Monday, September 26, 2016

Mir Castle & Nesvizh Palace Tour, Belarus

Today was a ten tour day trip, around 270 km (168 miles), to Mir Castle and the Nesvizh Palace.

Mir Castle is in the town of Mir, southwest of Minsk.  Some duke began construction in the 16th century.  The castle changed owners several times over the years.  It had been abandoned for more than 100 years until 1895 when renovations began.

A chapel behind the castle









In 1921, and until 1939, the castle actually sat in Poland.  The Svyatopolk-Mirsky family owned Mir Castle until 1939 which is when the Soviet Union invaded and occupied eastern Poland.  When Germany invaded in 1941 the Nazis used the castle as a Jewish ghetto.  After the war, the USSR used it as a housing family from 1944 to 1956.  I don't know when modern reconstruction began.  However, in 2000, the complex was designated a UNESCO World Heritage Site.

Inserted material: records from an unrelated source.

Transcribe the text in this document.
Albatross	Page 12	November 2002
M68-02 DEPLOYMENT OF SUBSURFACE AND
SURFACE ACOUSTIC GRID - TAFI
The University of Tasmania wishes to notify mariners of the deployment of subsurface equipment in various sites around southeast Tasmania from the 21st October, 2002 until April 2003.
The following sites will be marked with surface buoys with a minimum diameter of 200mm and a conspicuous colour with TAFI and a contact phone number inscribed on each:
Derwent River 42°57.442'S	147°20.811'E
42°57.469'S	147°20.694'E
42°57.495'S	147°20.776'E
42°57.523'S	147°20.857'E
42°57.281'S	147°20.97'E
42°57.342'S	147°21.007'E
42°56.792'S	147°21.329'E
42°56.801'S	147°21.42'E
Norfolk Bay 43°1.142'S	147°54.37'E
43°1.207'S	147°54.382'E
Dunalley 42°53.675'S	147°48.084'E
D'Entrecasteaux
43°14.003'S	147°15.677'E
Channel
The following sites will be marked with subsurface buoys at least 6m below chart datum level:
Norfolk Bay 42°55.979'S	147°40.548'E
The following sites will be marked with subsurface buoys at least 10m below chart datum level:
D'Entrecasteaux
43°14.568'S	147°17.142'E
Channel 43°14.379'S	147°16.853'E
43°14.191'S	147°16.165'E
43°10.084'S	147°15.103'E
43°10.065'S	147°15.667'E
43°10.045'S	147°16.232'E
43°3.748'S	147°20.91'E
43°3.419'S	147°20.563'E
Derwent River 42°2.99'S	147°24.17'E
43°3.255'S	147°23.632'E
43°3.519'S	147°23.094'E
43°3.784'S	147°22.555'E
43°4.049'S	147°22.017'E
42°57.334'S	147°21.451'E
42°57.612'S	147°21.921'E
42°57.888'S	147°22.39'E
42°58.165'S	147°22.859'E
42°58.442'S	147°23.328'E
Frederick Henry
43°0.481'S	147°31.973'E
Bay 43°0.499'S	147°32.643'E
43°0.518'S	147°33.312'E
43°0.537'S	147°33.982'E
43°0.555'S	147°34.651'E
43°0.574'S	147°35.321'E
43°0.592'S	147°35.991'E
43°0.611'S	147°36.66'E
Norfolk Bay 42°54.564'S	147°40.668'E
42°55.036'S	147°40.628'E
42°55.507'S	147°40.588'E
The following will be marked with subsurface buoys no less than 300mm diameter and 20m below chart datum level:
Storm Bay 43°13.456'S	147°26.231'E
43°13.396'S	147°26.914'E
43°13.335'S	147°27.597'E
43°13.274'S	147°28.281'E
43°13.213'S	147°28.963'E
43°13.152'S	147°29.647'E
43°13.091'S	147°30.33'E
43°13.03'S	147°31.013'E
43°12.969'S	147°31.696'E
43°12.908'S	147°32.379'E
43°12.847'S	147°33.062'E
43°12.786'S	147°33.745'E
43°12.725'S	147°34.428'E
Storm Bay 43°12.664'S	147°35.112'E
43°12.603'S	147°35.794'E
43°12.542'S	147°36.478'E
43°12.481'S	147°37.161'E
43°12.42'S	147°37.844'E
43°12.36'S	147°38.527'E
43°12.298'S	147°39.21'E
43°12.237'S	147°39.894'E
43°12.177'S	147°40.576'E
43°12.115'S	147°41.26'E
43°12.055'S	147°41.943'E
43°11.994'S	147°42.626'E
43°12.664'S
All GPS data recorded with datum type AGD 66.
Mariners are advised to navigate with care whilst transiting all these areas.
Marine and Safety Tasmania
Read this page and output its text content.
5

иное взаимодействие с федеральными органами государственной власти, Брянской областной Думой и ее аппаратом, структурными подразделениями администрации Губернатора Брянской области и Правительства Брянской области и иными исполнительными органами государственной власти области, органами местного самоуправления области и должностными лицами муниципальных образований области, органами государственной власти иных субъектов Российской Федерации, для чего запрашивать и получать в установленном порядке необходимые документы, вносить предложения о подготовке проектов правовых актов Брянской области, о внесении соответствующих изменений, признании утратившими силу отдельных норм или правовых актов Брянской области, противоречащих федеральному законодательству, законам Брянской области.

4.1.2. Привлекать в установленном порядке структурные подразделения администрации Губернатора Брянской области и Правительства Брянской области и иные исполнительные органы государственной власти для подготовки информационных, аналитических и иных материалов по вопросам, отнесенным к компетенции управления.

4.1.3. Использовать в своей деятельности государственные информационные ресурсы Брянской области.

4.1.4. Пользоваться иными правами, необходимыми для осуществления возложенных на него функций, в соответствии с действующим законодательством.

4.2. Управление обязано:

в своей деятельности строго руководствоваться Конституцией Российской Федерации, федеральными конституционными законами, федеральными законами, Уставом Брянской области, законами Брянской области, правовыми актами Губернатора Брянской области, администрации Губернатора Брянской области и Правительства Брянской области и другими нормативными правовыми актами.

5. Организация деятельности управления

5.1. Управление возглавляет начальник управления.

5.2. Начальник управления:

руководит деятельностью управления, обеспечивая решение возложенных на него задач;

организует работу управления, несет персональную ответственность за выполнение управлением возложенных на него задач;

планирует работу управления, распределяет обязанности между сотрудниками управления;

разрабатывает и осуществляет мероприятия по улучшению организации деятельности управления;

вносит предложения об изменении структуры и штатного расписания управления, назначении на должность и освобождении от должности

Nesvizh Castle is 29 km (18 miles) south east of Mir.  This castle was completed sometime around 1604 by the Radziwiłł family which was one of the most powerful families of the Polish-Lithuanian Commonwealth.

Like Mir Castle, from 1921 to 1939 it was in Poland.  The Red Army expelled the family when they invaded in 1939.  I don't know what happened to the place during WWII but I believe the Soviets later used it as a sanitarium.  In 1994, Belarus designated the it a national historic and cultural reserve.  It became a UNESCO World Heritage Site in 2005.

I did manage to get English audio guides at each castle but the vast majority of the day was entirely in Russian.  A few of the Russian tourists were also on the previous day trips and they are starting to warm up a bit.  I think it seems very odd to them that an American is travelling to these places alone.